By doing this, you will have a clear picture of how much you will be paying for your vehicle in the end. You can use this number to compare the purchase price to other vehicles you might be considering.
6. What Kinds of Warranties Can I Expect?
You may be able to get a manufacturer warranty on a pre-owned, certified car from a dealer. Ask about the:
- Warranty period
- Coverage inclusions
- Presence of fees or deductibles
In addition to asking what is included in the warranty, be sure to ask what the exclusions are. This will help you avoid landing in a situation where you thought you had coverage, but instead find yourself with a large repair bill.
7. Has This Car Been Damaged Before?
Cars damaged by floods or accidents may show signs of rust or paint deterioration. Cars that have been in accidents may have not been repaired correctly.
You can get a vehicle’s history through a used car report as long as you have its VIN number. Many car dealers will offer to run this report for you at no charge. If the dealership doesn't or won't run it, you can do it yourself.
Questions to Ask Before You Sign on the Dotted Line
Once the dealer has answered all of your questions - above and otherwise - to your satisfaction, you have two more questions to ask yourself:
8. Do I Really Like This Car?
Just because you've found a great deal on a car doesn't mean that it is the best choice for you.
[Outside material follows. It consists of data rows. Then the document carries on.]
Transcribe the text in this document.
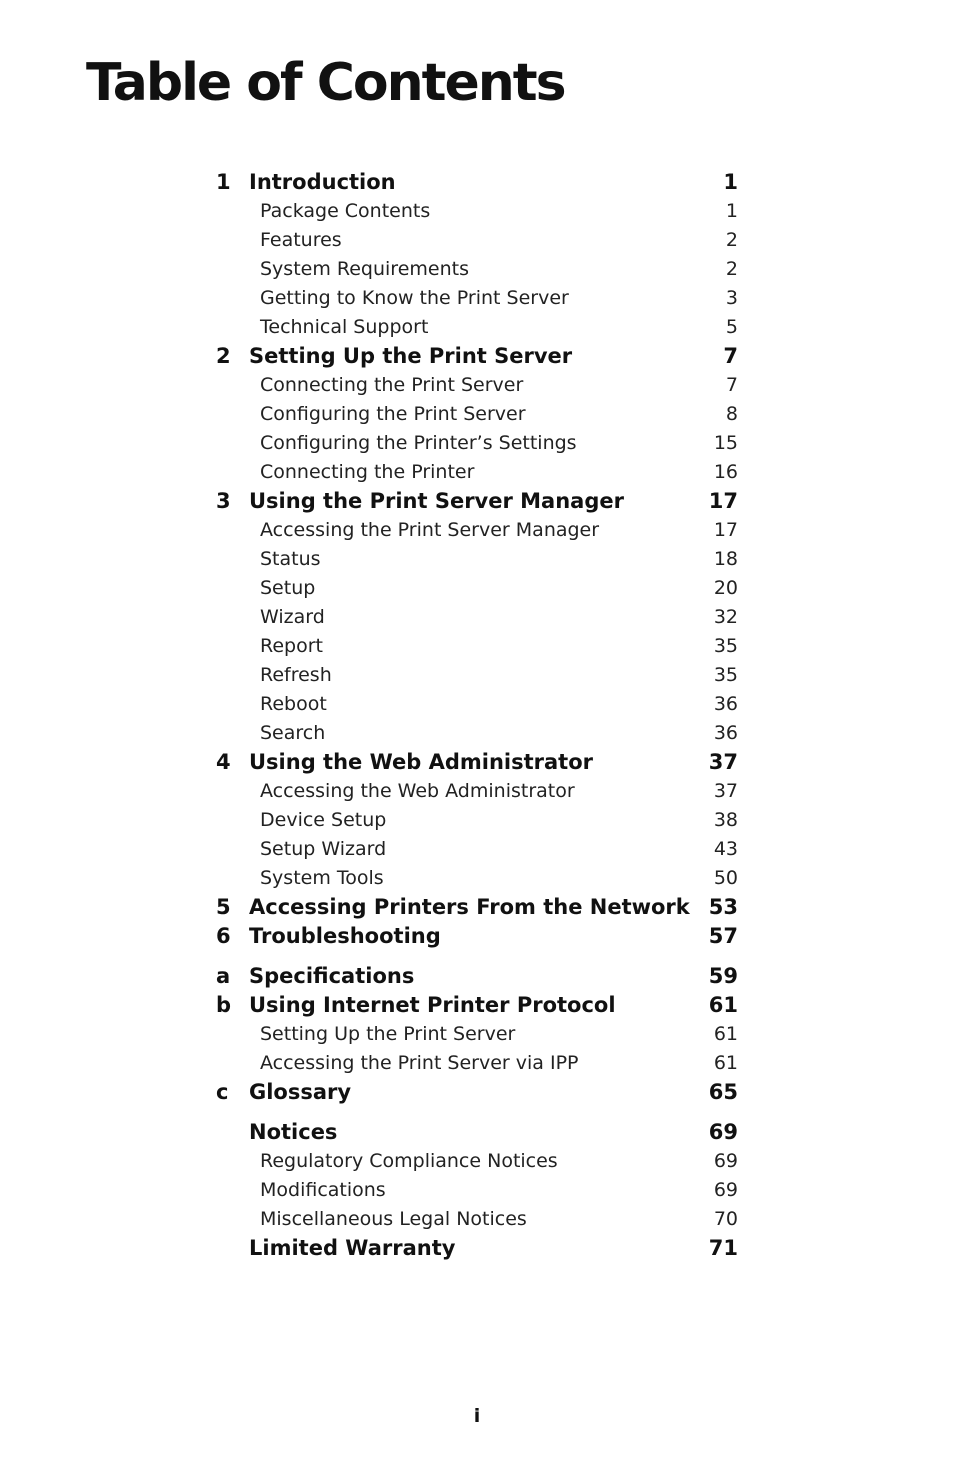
Table of Contents
1 Introduction	1
Package Contents	1
Features	2
System Requirements	2
Getting to Know the Print Server	3
Technical Support	5
2 Setting Up the Print Server	7
Connecting the Print Server	7
Configuring the Print Server	8
Configuring the Printer’s Settings	15
Connecting the Printer	16
3 Using the Print Server Manager	17
Accessing the Print Server Manager	17
Status	18
Setup	20
Wizard	32
Report	35
Refresh	35
Reboot	36
Search	36
4 Using the Web Administrator	37
Accessing the Web Administrator	37
Device Setup	38
Setup Wizard	43
System Tools	50
5 Accessing Printers From the Network 53
6 Troubleshooting	57
a Specifications	59
b Using Internet Printer Protocol	61
Setting Up the Print Server	61
Accessing the Print Server via IPP	61
c Glossary	65
Notices	69
Regulatory Compliance Notices	69
Modifications	69
Miscellaneous Legal Notices	70
Limited Warranty	71
i
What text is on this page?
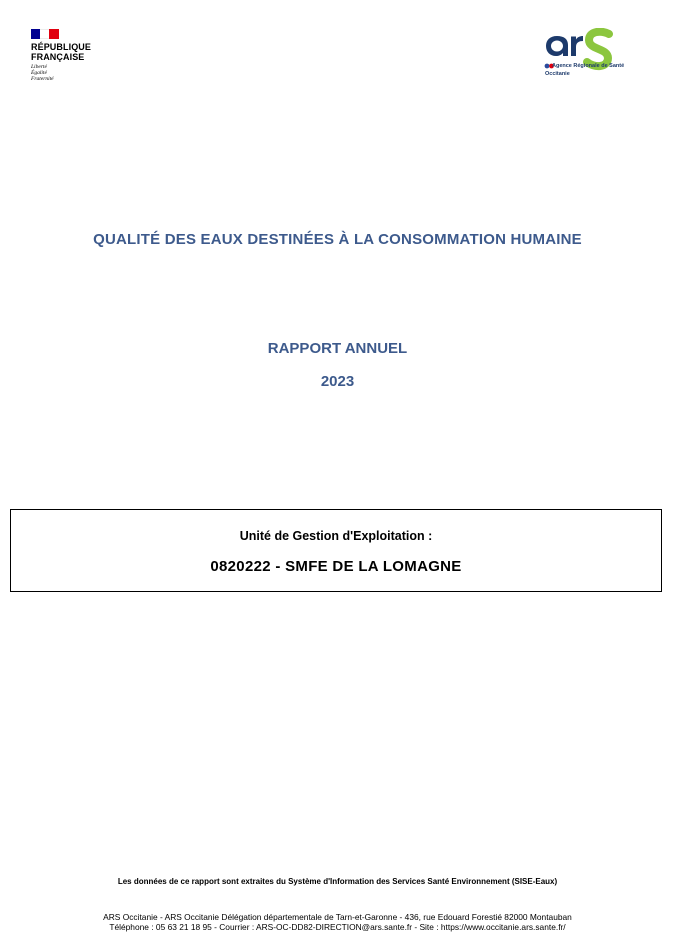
RÉPUBLIQUE
FRANÇAISE
Liberté
Égalité
Fraternité
Agence Régionale de Santé
Occitanie
QUALITÉ DES EAUX DESTINÉES À LA CONSOMMATION HUMAINE
RAPPORT ANNUEL
2023
Unité de Gestion d'Exploitation :
0820222 - SMFE DE LA LOMAGNE
Les données de ce rapport sont extraites du Système d'Information des Services Santé Environnement (SISE-Eaux)
ARS Occitanie - ARS Occitanie Délégation départementale de Tarn-et-Garonne - 436, rue Edouard Forestié 82000 Montauban
Téléphone : 05 63 21 18 95 - Courrier : ARS-OC-DD82-DIRECTION@ars.sante.fr - Site : https://www.occitanie.ars.sante.fr/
Here are some questions to ask:
- Think about how you will feel seeing this car parked in your driveway or garage. Does the thought make you smile?
- Now get back in the vehicle, and imagine yourself sitting in it for a long road trip. Is it comfortable?
- Many people consider their cars to be an extension of their personalities. Does this car match yours?
If these don't resonate with you, keep searching for the right used car.
9. Can I Do Better?
Buying a used car isn’t quite as serious as choosing a spouse, but it's still a big commitment. Be sure that you are getting the best possible deal and that you're not just settling. You don’t want to spend the next couple of years thinking, “I should have bought the other one.”
- Whether there was a car you liked more.
- Whether there was another car you liked as much that was a better deal or less expensive.
- Whether it's possible to talk the salesperson down to a lower price.
If you're satisfied that you're getting a great deal on a car that you love, go for it.
The Bottom Line
This list of questions isn't exhaustive. However, it's a great place to start when you're in the market for buying a used car. Follow them, and you'll be more satisfied with your purchase.